Materials and methods

Material

A selection was made of seven groups of very similar Dutch white cabbage accessions (‘duplication groups’). The accessions were expected to be similar based on their names and origin. It concerned the duplication groups ‘Brunswijker’, ‘Gouden Akker’, ‘Roem van Enkhuizen’, ‘Delikatesse’, ‘Amager Kortstronk’, ‘Herfstdeen’ and ‘Langedijker’. All CGN accessions in these groups were characterised, except in the group ‘Langedijker’. This group was too large, and a selection of 14 out of 34 accessions was made from this group. To put these accessions into perspective, an additional group of nine accessions representing the diversity in Dutch white cabbages and another group of nine accessions representing white cabbages in the rest of the world was made by selecting as diverse material as possible, based on our knowledge of the material. This resulted in a total number of 50 accessions. From six of these accessions samples from before and after a regular gene bank regeneration were included (Table 1). The accessions have been referred to by their CGN number. If regenerations are concerned these numbers are followed by an ‘o’ (original) or a ‘n’ (new) indicating the accession before or after regeneration, respectively.

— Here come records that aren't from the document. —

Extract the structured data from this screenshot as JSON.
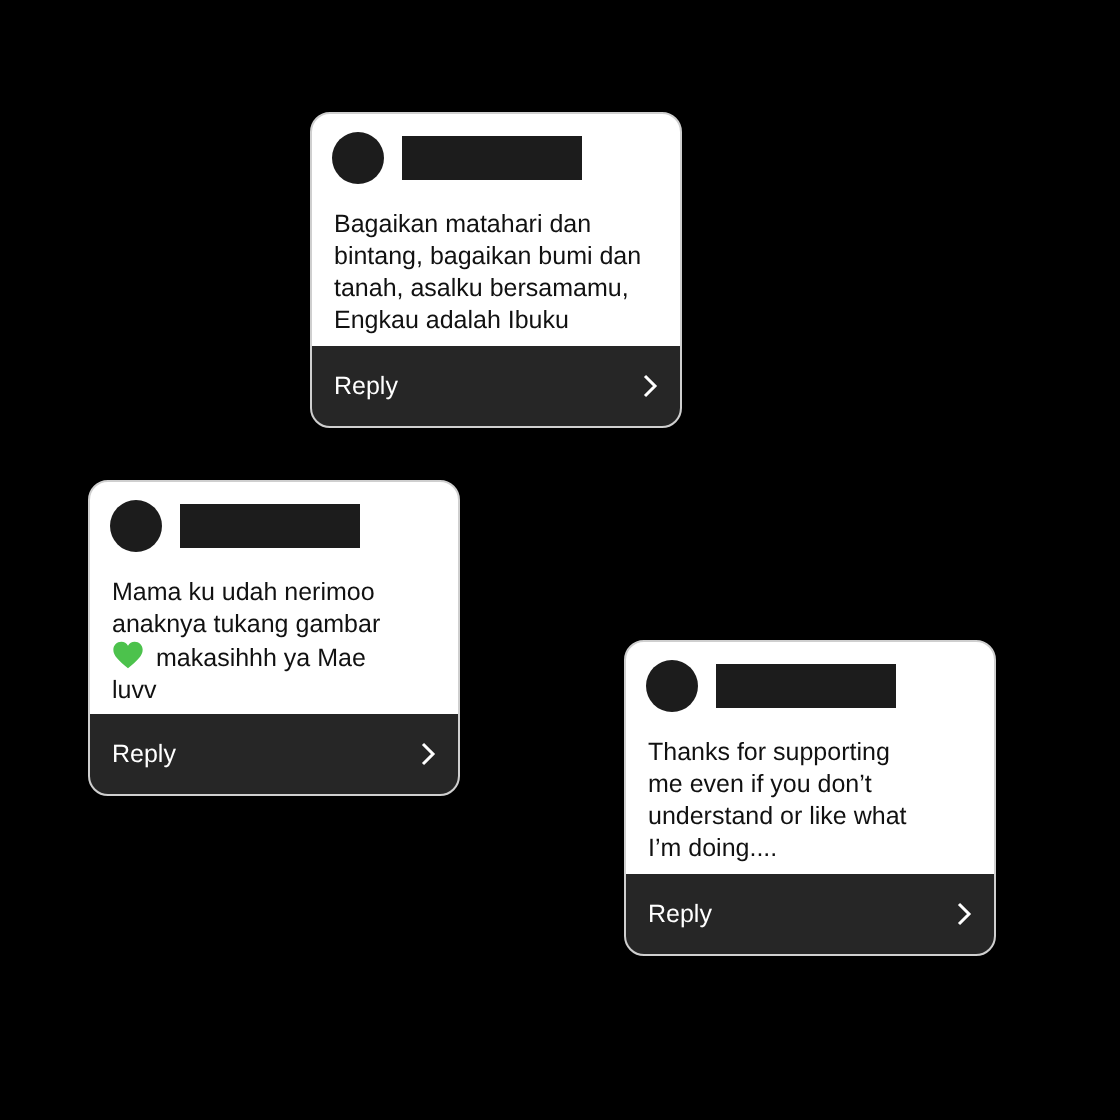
{
  "cards": [
    {
      "message": [
        {
          "text": "Bagaikan matahari dan"
        },
        {
          "text": "bintang, bagaikan bumi dan"
        },
        {
          "text": "tanah, asalku bersamamu,"
        },
        {
          "text": "Engkau adalah Ibuku"
        }
      ],
      "reply": "Reply"
    },
    {
      "message": [
        {
          "text": "Mama ku udah nerimoo"
        },
        {
          "text": "anaknya tukang gambar"
        },
        {
          "kind": "heart",
          "text": "makasihhh ya Mae"
        },
        {
          "text": "luvv"
        }
      ],
      "reply": "Reply"
    },
    {
      "message": [
        {
          "text": "Thanks for supporting"
        },
        {
          "text": "me even if you don’t"
        },
        {
          "text": "understand or like what"
        },
        {
          "text": "I’m doing...."
        }
      ],
      "reply": "Reply"
    }
  ]
}
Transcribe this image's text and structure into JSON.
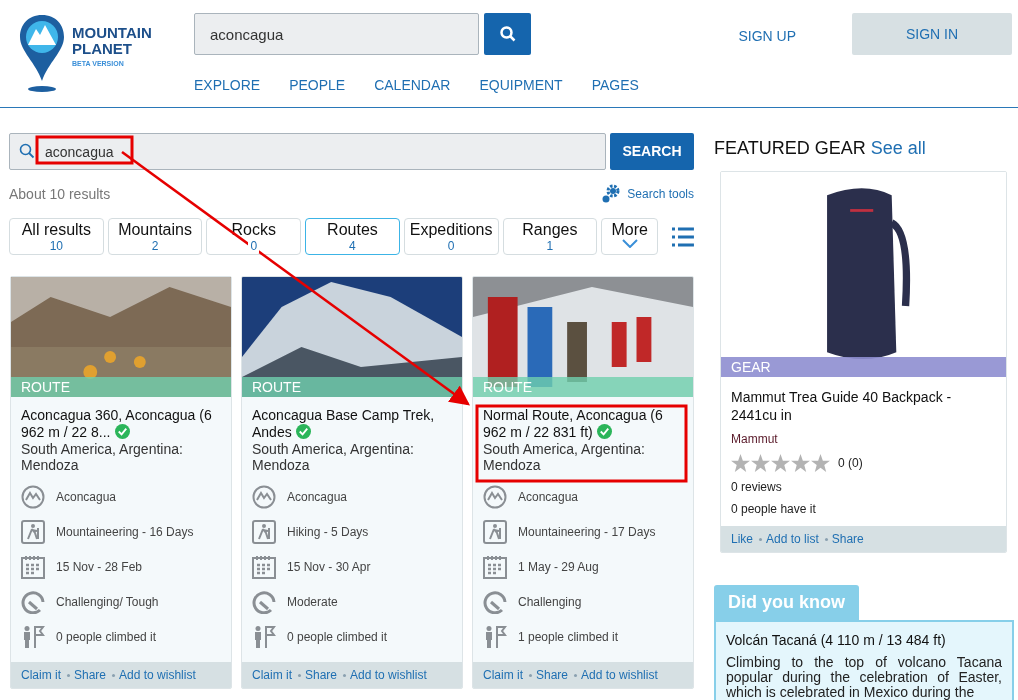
{
  "header": {
    "logo": {
      "line1": "MOUNTAIN",
      "line2": "PLANET",
      "tagline": "BETA VERSION"
    },
    "search": {
      "value": "aconcagua"
    },
    "sign_up": "SIGN UP",
    "sign_in": "SIGN IN",
    "nav": [
      "EXPLORE",
      "PEOPLE",
      "CALENDAR",
      "EQUIPMENT",
      "PAGES"
    ]
  },
  "search": {
    "value": "aconcagua",
    "button": "SEARCH",
    "results_count": "About 10 results",
    "tools": "Search tools"
  },
  "tabs": [
    {
      "kind": "count",
      "label": "All results",
      "count": "10",
      "selected": false
    },
    {
      "kind": "count",
      "label": "Mountains",
      "count": "2",
      "selected": false
    },
    {
      "kind": "count",
      "label": "Rocks",
      "count": "0",
      "selected": false
    },
    {
      "kind": "count",
      "label": "Routes",
      "count": "4",
      "selected": true
    },
    {
      "kind": "count",
      "label": "Expeditions",
      "count": "0",
      "selected": false
    },
    {
      "kind": "count",
      "label": "Ranges",
      "count": "1",
      "selected": false
    },
    {
      "kind": "more",
      "label": "More",
      "selected": false
    }
  ],
  "results": [
    {
      "badge": "ROUTE",
      "title": "Aconcagua 360, Aconcagua (6 962 m / 22 8...",
      "verified": true,
      "location": "South America, Argentina: Mendoza",
      "facts": [
        {
          "kind": "mountain",
          "text": "Aconcagua"
        },
        {
          "kind": "activity",
          "text": "Mountaineering - 16 Days"
        },
        {
          "kind": "calendar",
          "text": "15 Nov - 28 Feb"
        },
        {
          "kind": "difficulty",
          "text": "Challenging/ Tough"
        },
        {
          "kind": "climbers",
          "text": "0 people climbed it"
        }
      ],
      "actions": [
        "Claim it",
        "Share",
        "Add to wishlist"
      ]
    },
    {
      "badge": "ROUTE",
      "title": "Aconcagua Base Camp Trek, Andes",
      "verified": true,
      "location": "South America, Argentina: Mendoza",
      "facts": [
        {
          "kind": "mountain",
          "text": "Aconcagua"
        },
        {
          "kind": "activity",
          "text": "Hiking - 5 Days"
        },
        {
          "kind": "calendar",
          "text": "15 Nov - 30 Apr"
        },
        {
          "kind": "difficulty",
          "text": "Moderate"
        },
        {
          "kind": "climbers",
          "text": "0 people climbed it"
        }
      ],
      "actions": [
        "Claim it",
        "Share",
        "Add to wishlist"
      ]
    },
    {
      "badge": "ROUTE",
      "title": "Normal Route, Aconcagua (6 962 m / 22 831 ft)",
      "verified": true,
      "location": "South America, Argentina: Mendoza",
      "facts": [
        {
          "kind": "mountain",
          "text": "Aconcagua"
        },
        {
          "kind": "activity",
          "text": "Mountaineering - 17 Days"
        },
        {
          "kind": "calendar",
          "text": "1 May - 29 Aug"
        },
        {
          "kind": "difficulty",
          "text": "Challenging"
        },
        {
          "kind": "climbers",
          "text": "1 people climbed it"
        }
      ],
      "actions": [
        "Claim it",
        "Share",
        "Add to wishlist"
      ]
    }
  ],
  "featured_gear": {
    "title": "FEATURED GEAR",
    "see_all": "See all",
    "badge": "GEAR",
    "name": "Mammut Trea Guide 40 Backpack - 2441cu in",
    "brand": "Mammut",
    "stars": 0,
    "rating": "0 (0)",
    "reviews": "0 reviews",
    "owners": "0 people have it",
    "actions": [
      "Like",
      "Add to list",
      "Share"
    ]
  },
  "did_you_know": {
    "title": "Did you know",
    "heading": "Volcán Tacaná (4 110 m / 13 484 ft)",
    "text": "Climbing to the top of volcano Tacana popular during the celebration of Easter, which is celebrated in Mexico during the"
  }
}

Table 1 The most relevant passport data of the accessions included in the study. The accessions presented in bold font were included with samples from before and after regeneration

At CGN the following procedures are used for regenerating cabbage accessions: (1) Seeds are sown in seed trays at a temperature of 16–20°C in February. (2) After germination seedlings are transplanted to peat pots in a greenhouse with a temperature of 12–15°C. (3) In spring the plants are transplanted to the field. (4) In the autumn the plants are uprooted from the fields, potted and overwintered in a greenhouse during which period they receive a vernalization treatment at temperatures between 5–10°C. (5) In spring, when flowering shoots start to appear, 80 plants or more are placed in isolation rooms (gauze cages) in a non-heated greenhouse. Blowflies are used for pollination. (6) Accessions are harvested when the majority of plants have ripe seeds.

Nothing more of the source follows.